Has Rishi Sunak seen off latest Tory wobbles?
- Published
No one likes that guy who is shouting "iceberg!"
Sir Simon Clarke is sitting opposite me in a studio in Westminster, his bags packed and ready for his trip back to Teesside after our interview.
"But I suspect people will be even less happy if we hit the iceberg," he tells me. "And we are on course to do that."
He worries for the Conservatives' future. He worries for his own future as an MP.
The big question when his public declaration dropped in the Telegraph, external late on Tuesday night, was would this be the start of a trickle or even an avalanche of other Conservatives saying the same thing?
The answer was that it was neither. He was on his own. Plenty went out of their way to do the opposite of backing him.
Instead they put the boot in - publicly, privately and on Conservative WhatsApp groups. Although, I notice, both Boris Johnson and Suella Braverman offered no public view.
Shedloads of Conservative MPs are furious with him.
It does seem to have bound some in the party together, including those who might not normally agree on stuff.
The Conservative Parliamentary Party got together on Wednesday night for a "family photo" as they're called. The widespread view was talk of changing leader was bonkers.
But, it is worth taking a step back to understand what is driving all of this: the prospect of defeat at the general election.
The vast majority of Conservative MPs I speak to, right now at least, however bleak their private assessment of the party's prospects at the election - and bleak it almost always is - think their best bet is to keep chugging on and keep their heads down.

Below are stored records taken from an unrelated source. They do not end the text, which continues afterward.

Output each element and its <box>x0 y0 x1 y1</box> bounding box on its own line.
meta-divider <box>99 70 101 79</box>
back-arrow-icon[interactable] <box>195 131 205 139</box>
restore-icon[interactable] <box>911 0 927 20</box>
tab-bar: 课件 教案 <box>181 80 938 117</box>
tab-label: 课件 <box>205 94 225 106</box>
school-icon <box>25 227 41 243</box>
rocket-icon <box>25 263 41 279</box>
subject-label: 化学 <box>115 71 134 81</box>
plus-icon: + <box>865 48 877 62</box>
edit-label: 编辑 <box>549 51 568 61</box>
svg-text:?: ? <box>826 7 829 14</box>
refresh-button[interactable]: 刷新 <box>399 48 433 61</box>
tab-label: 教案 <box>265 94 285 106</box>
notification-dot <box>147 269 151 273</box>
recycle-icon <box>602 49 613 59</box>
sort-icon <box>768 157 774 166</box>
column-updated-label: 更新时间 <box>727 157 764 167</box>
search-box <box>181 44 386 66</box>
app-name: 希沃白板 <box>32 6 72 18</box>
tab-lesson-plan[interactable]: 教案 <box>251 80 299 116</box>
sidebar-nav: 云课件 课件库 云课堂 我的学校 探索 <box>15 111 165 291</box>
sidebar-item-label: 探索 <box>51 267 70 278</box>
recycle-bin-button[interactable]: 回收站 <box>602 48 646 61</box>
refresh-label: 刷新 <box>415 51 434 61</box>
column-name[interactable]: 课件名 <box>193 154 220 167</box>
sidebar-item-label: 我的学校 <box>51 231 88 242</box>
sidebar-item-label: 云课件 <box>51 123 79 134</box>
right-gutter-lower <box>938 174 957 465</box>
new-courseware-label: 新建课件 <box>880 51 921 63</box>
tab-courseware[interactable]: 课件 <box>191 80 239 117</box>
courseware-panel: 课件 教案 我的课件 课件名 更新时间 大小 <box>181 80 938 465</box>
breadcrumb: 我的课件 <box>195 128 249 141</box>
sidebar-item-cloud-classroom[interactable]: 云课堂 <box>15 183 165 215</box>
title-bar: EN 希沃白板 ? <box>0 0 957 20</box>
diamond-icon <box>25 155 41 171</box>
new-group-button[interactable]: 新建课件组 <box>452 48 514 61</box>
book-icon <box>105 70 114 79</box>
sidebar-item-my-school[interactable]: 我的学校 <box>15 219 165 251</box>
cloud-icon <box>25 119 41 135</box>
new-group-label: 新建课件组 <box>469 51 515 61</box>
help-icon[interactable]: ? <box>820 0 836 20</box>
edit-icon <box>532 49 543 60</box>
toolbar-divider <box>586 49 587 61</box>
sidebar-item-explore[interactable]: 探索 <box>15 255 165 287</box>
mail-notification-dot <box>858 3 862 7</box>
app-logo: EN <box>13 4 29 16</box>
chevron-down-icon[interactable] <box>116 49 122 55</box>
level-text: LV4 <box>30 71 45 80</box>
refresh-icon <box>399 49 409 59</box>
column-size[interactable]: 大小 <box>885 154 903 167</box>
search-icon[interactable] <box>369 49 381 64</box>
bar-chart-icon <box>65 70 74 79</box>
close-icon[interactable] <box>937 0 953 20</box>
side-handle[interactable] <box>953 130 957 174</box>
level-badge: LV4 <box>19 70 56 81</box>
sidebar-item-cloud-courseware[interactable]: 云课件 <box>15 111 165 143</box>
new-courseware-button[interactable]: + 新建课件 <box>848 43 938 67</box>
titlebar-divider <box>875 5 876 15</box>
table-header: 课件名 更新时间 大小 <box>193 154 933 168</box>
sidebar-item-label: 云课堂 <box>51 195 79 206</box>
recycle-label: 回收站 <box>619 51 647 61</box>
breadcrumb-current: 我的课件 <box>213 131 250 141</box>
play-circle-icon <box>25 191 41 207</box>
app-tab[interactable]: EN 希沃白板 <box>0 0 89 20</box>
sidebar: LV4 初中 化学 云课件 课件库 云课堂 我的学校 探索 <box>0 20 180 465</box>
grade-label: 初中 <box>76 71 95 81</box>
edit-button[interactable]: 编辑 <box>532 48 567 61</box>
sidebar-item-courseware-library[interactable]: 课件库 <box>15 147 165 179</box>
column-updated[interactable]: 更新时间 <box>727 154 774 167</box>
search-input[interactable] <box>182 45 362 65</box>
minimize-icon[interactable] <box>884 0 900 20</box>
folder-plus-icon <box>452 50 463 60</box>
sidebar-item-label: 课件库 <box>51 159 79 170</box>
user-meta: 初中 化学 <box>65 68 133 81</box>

Some are pretty candid privately in their assessment of Rishi Sunak as a leader, but think any attempt to replace him would look absurd or be unachievable.
And then there are those, like Sir Simon, who think they'd be better off without him, even though deposing him would provoke turbulence and ridicule.
Sir Simon's intervention doubles those publicly of that view. Doubles it from one to two. The number who share that assessment privately is greater, but they are a small minority.
As a sidebar to all of this, a former relatively junior special adviser in Downing Street has left and is now working for the collection of Conservatives trying to remove Rishi Sunak.
Will Dry worked in No10 until just before Christmas.
He now works for the Conservative Britain Alliance, the group behind the opinion poll also published by the Telegraph which suggested the Tories would go down to a catastrophic election defeat.
Quite who is funding the alliance, or indeed paid for the opinion poll remains unclear.
Even Sir Simon, who based his analysis of the party's near future upon it, told me he didn't know.
"The Conservatives are heading for the most almighty of defeats," Mr Dry himself believes.
All of this forms the political backdrop against which Rishi Sunak is attempting to govern and to campaign ahead of the election.
With two tricky by-elections coming next month and a tricky set of local, mayoral and police and crime commissioner elections to follow in May, the big question is how moments like these shape the mood, instincts and actions of Conservative MPs, if the party's prospects continue to look dire.